Ia mengakui jika kasus tahun ini sudah ditangani dengan baik. Kasus yang terjadi sekarang sudah ditangani menurut aturan yang berlaku. Penanganan kasusnya tidak melihat apakah itu warga negara asing atau warga negara lokal. Perlakuannya sama saja. Ini aturan yang berlaku ketika Nyepi di Bali dan sudah puluhan tahun lakukan itu. Ia meminta agar kasus ini menjadi pembelajaran kedepannya. Aturan Nyepi harus diosialisasikan secara masif, supaya lebih baik lagi, sehingga semua komponen masyarakat ikut memiliki dan ikut menjaga bahwa kalau Nyepi di Bali itu apa hal yang tidak bisa kita lakukan. Ini bukan saja tugas pemerintah tetapi semua komponen masyarakat. Selain itu perlu juga menjaga sikap hormat kita kepada petugas dan aparat kita. Warga Bali tanpa kecuali mengikuti aturan yang berlaku saat itu dan itu adalah sikap warga negara mengikuti aturan yang berlaku.
Dalam Nyepi tahun ini, umat muslim juga masih diperbolehkan sholat tarawih untuk pembukaan bulan puasa. Itu pun sudah sesuai aturan yang sudah dibuat seperti tidak menggunakan kendaraan bermotor, tidak menggunakan pengeras suara, manfaatkan masjid terdekat dengan berjalan kaki, tidak merokok saat di jalanan, tidak mengobrol dan sebagainya. Kalau sudah memiliki aturan ini maka aparat perlu ketegasan dan kewibawaan untuk menjalankan tugas dan peran mereka, tetapi tetap menunjukkan sikap persaudaraan dan kekeluargaan.

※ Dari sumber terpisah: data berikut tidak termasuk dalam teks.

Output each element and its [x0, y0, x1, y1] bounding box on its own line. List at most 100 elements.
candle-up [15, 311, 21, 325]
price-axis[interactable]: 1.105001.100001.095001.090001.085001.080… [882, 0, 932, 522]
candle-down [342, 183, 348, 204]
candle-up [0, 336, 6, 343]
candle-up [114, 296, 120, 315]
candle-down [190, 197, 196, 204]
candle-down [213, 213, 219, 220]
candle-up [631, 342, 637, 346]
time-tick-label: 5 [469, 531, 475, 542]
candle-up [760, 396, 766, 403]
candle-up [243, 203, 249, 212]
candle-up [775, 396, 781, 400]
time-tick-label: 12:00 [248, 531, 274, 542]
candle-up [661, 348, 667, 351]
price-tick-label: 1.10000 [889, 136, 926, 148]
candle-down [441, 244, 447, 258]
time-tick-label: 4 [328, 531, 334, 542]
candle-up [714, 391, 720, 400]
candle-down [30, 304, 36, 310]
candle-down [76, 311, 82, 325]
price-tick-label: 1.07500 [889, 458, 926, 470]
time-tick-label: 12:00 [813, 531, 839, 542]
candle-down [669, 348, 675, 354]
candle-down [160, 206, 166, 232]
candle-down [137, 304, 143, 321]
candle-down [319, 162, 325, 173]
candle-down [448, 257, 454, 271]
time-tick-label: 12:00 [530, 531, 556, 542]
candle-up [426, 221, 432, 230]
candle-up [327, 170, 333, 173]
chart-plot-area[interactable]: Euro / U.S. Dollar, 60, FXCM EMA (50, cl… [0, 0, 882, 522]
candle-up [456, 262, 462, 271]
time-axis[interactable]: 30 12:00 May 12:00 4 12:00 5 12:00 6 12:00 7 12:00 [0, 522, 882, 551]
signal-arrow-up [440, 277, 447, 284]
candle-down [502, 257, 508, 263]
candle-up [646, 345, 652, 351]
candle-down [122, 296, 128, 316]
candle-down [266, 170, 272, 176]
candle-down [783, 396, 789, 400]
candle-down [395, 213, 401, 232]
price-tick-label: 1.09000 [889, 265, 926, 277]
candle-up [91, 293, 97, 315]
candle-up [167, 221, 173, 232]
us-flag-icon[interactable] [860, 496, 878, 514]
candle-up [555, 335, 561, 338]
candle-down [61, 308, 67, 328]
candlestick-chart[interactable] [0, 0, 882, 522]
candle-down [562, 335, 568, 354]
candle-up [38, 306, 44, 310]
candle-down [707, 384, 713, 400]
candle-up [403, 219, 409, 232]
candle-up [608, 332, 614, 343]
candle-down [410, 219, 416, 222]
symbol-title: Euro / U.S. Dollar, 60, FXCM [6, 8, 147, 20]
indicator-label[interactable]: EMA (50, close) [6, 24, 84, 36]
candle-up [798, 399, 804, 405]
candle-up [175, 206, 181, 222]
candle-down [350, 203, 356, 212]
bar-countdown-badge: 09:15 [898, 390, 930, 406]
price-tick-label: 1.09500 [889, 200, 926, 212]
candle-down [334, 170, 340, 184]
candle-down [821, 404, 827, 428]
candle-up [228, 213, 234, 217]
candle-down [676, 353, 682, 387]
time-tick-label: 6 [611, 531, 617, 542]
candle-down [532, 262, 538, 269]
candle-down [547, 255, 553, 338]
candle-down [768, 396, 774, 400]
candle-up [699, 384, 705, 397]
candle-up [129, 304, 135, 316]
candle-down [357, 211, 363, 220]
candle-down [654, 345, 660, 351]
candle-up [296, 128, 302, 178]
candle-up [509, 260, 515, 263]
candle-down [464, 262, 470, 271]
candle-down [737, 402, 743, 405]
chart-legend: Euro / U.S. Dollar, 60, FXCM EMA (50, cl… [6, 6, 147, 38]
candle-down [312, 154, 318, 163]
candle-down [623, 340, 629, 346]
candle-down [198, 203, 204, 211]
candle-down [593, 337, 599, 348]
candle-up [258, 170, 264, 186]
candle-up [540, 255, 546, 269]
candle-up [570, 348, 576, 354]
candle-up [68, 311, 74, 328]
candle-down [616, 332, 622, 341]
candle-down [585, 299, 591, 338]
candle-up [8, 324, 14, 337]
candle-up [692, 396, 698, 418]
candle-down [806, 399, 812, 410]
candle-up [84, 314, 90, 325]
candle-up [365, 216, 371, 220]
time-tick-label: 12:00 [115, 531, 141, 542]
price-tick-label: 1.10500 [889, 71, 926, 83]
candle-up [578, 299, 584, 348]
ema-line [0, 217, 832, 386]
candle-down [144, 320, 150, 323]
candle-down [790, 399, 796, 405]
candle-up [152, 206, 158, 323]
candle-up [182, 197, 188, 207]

“Jadi yang dilihat di video-video ini, jadi seperti debat kusir dengan aparat. Aparat juga harus ada komandannya, satu komandannya, itulah yang bicara, yang lainnya dengarkan. Jangan semuanya berbicara,”jelasnya.
Ia menegaskan jika toleransi itu ibarat jual beli, ada tawar menawar, ada kekeluargaan dan sebagainya. “Misalnya saudara muslim di Bali boleh sholat tarawih tetapi dengan aturan yang berlaku, sementara warga Bali yang sedang Nyepi juga harus membiarkan umat lain untuk menjalankan ibadahnya dengan tetap memperhatikan norma yang berlaku. Tahun ini memang kebetulan Nyepi terjadi bersamaa dengan pembukaan bulan puasa. Bila tidak maka umat muslim juga tidak diperbolehkan sholat di masjid,”tutupnya.